Correlations: $\text{corr}(X_1, X_2) = 0.4$ and $\text{corr}(X_2, X_3) = 0.5$.

2. Treatment Assignment ($D$)

The treatment $D$ is assigned via a Bernoulli trial with a constant propensity score (RCT): $D \sim \text{Bernoulli}(0.5)$ (Note: While the generator supports complex propensity models, make_cuped_tweedie_26 defaults to a balanced random assignment).

3. Outcome Model ($Y$)

The outcome is generated as a two-part (hurdle) process: $Y = I \cdot Y_{pos}$

A. Binary Indicator of Non-zero Outcome ($I$)

$I \sim \text{Bernoulli}(\sigma(\alpha_{zi} + \text{u\_strength}_{zi} \cdot U))$

• $\sigma(z) = \frac{1}{1 + e^{-z}}$ is the sigmoid function.
• $\alpha_{zi} = 0.0$ (resulting in ~50% baseline non-zero rate).
• $\text{u\_strength}_{zi} = 1.0$ (if add_pre=True).
• $U \sim \mathcal{N}(0, 1)$ is an unobserved confounder.

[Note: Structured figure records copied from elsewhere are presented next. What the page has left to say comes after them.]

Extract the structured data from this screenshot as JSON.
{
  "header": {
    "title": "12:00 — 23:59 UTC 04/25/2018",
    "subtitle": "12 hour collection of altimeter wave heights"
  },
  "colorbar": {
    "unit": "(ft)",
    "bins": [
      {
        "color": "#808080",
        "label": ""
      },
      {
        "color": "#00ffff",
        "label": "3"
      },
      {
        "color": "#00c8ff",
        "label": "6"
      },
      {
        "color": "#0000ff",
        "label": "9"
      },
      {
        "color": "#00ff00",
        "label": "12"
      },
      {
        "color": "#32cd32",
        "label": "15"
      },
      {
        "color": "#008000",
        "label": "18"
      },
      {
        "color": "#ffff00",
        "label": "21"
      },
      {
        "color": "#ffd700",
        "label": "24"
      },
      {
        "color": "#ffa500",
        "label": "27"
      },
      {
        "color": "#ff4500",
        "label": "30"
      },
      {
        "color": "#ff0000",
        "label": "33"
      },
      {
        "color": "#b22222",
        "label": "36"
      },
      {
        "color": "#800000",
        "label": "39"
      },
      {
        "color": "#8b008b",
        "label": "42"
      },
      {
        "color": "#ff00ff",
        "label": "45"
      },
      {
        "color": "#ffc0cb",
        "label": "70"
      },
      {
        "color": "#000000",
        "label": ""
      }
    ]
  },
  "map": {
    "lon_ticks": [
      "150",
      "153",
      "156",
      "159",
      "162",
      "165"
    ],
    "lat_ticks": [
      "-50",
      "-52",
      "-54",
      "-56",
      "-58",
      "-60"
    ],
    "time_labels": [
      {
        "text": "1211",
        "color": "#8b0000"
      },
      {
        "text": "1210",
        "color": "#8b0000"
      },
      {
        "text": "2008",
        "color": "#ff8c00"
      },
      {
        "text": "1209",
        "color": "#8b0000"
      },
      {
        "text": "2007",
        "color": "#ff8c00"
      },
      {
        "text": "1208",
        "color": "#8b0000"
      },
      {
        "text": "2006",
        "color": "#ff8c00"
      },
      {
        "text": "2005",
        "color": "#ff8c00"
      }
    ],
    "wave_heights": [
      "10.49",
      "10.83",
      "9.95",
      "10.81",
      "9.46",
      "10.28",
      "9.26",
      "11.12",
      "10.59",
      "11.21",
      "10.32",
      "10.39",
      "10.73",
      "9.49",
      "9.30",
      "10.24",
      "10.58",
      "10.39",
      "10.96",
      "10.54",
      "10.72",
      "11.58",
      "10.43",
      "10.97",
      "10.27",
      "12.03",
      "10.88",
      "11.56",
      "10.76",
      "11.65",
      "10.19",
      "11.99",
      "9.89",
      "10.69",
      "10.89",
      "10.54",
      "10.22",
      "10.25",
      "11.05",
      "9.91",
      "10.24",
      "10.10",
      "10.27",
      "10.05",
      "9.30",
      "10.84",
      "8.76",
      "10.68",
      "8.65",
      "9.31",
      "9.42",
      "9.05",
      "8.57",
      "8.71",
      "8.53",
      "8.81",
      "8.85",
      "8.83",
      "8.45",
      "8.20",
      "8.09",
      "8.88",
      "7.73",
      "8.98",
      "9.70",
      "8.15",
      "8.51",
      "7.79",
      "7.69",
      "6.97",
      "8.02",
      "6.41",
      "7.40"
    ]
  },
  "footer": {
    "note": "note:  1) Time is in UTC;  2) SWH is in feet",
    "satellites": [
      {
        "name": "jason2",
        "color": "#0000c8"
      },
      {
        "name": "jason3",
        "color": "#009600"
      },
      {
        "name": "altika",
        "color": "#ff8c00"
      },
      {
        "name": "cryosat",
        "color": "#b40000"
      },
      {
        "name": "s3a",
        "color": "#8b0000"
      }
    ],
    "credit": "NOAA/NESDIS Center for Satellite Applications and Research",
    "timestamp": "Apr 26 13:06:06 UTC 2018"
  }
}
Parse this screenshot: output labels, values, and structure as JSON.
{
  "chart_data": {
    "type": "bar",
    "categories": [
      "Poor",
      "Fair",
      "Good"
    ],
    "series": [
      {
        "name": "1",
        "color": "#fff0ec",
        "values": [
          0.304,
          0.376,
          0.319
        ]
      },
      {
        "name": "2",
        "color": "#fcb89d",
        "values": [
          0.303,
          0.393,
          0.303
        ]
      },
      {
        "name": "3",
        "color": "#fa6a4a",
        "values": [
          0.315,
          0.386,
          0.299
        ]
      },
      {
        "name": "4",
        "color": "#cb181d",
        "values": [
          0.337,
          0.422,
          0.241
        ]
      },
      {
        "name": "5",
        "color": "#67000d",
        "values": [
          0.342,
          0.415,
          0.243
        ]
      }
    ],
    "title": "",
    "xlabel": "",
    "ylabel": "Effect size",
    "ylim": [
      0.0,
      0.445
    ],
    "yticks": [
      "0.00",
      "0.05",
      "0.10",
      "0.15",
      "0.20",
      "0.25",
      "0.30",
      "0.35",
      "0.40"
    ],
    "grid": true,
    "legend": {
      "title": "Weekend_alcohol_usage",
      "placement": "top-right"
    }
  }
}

B. Positive Outcome Value ($Y_{pos}$)

If $I=1$, the value is drawn from a Gamma distribution: $Y_{pos} \sim \text{Gamma}(\text{shape}=k, \text{scale}=\mu_{pos} / k)$

• $k = 2.0$ (shape parameter).
• $\mu_{pos} = \exp(\text{loc})$, where $\text{loc}$ is the linear predictor on the log-mean scale: $\text{loc} = \alpha_y + D \cdot \tau(X) + \text{u\_strength}_y \cdot U$
• $\alpha_y = 2.0$.
• $\text{u\_strength}_y = 1.0$ (if add_pre=True).

4. Heterogeneous Treatment Effect ($\tau(X)$)

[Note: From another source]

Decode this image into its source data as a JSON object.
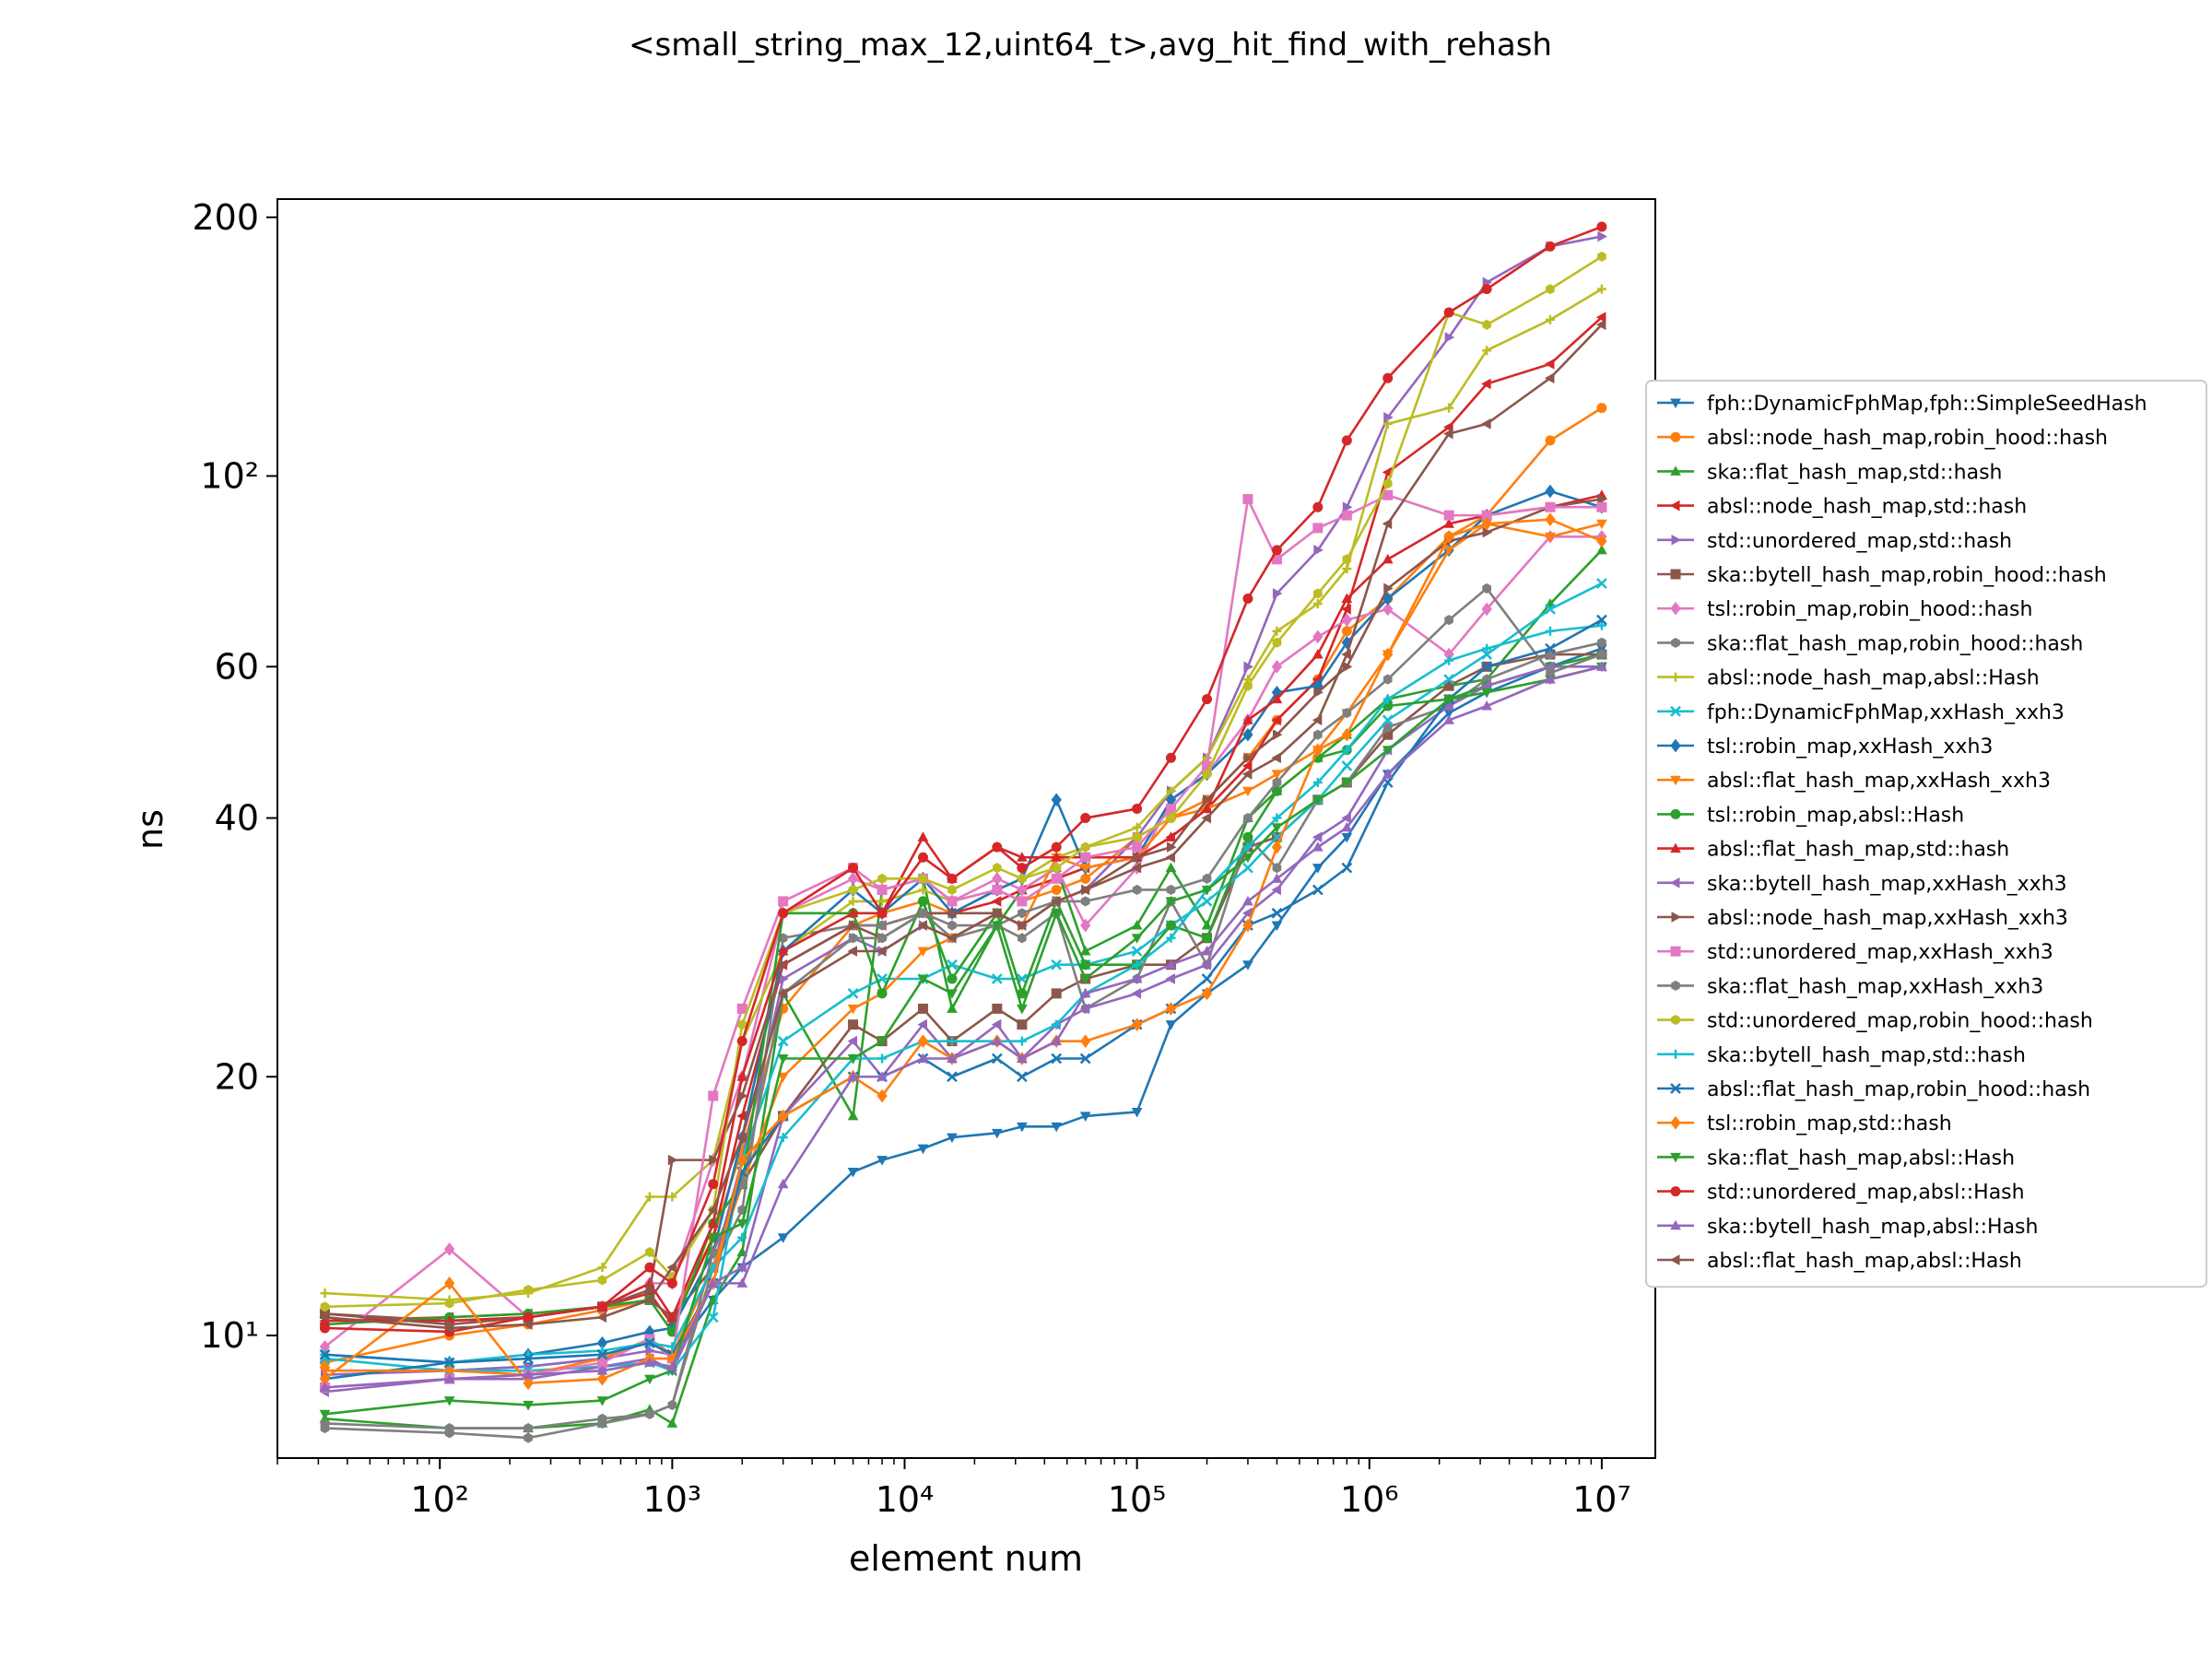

The treatment effect $\tau(X)$ is defined on the log-mean scale and incorporates monotone effects, diminishing returns, and categorical modifiers: $\tau(X) = \text{clip}\left(\theta_{log} \cdot g_t(X_1) \cdot g_s(X_2) \cdot \text{seg}(X_5), 0, 2.5 \cdot \theta_{log}\right)$ Where:

• $g_t(X_1) = \frac{1}{1 + \exp(-0.25 \cdot (X_1 - 12))}$ (Saturating effect of tenure).
• $g_s(X_2) = \frac{1}{1 + \exp(-0.35 \cdot (X_2 - 4))}$ (Diminishing returns of sessions).
• $\text{seg}(X_5) = 1 + 0.3 \cdot \mathbb{1}_{\text{platform}=\text{ios}}$ (Premium segment modifier).
• $\theta_{log} = 0.12$ (Default log-uplift parameter).

5. Pre-period Covariate ($y_{pre}$)

The pre-period covariate is generated using the same two-part structure as the outcome but replaces the unobserved confounder $U$ with a shared latent driver $A \sim \mathcal{N}(0, 1)$: $y_{pre} = (I_{pre} \cdot Y_{pos, pre}) + \sigma_{noise} \cdot \epsilon$

• $\epsilon \sim \mathcal{N}(0, 1)$.
• The influence of the shared driver $A$ and the noise scale $\sigma_{noise}$ are calibrated (via numerical optimization) to ensure $y_{pre}$ achieves a target correlation (default $0.6$) with the post-period outcome $Y$ in the control group.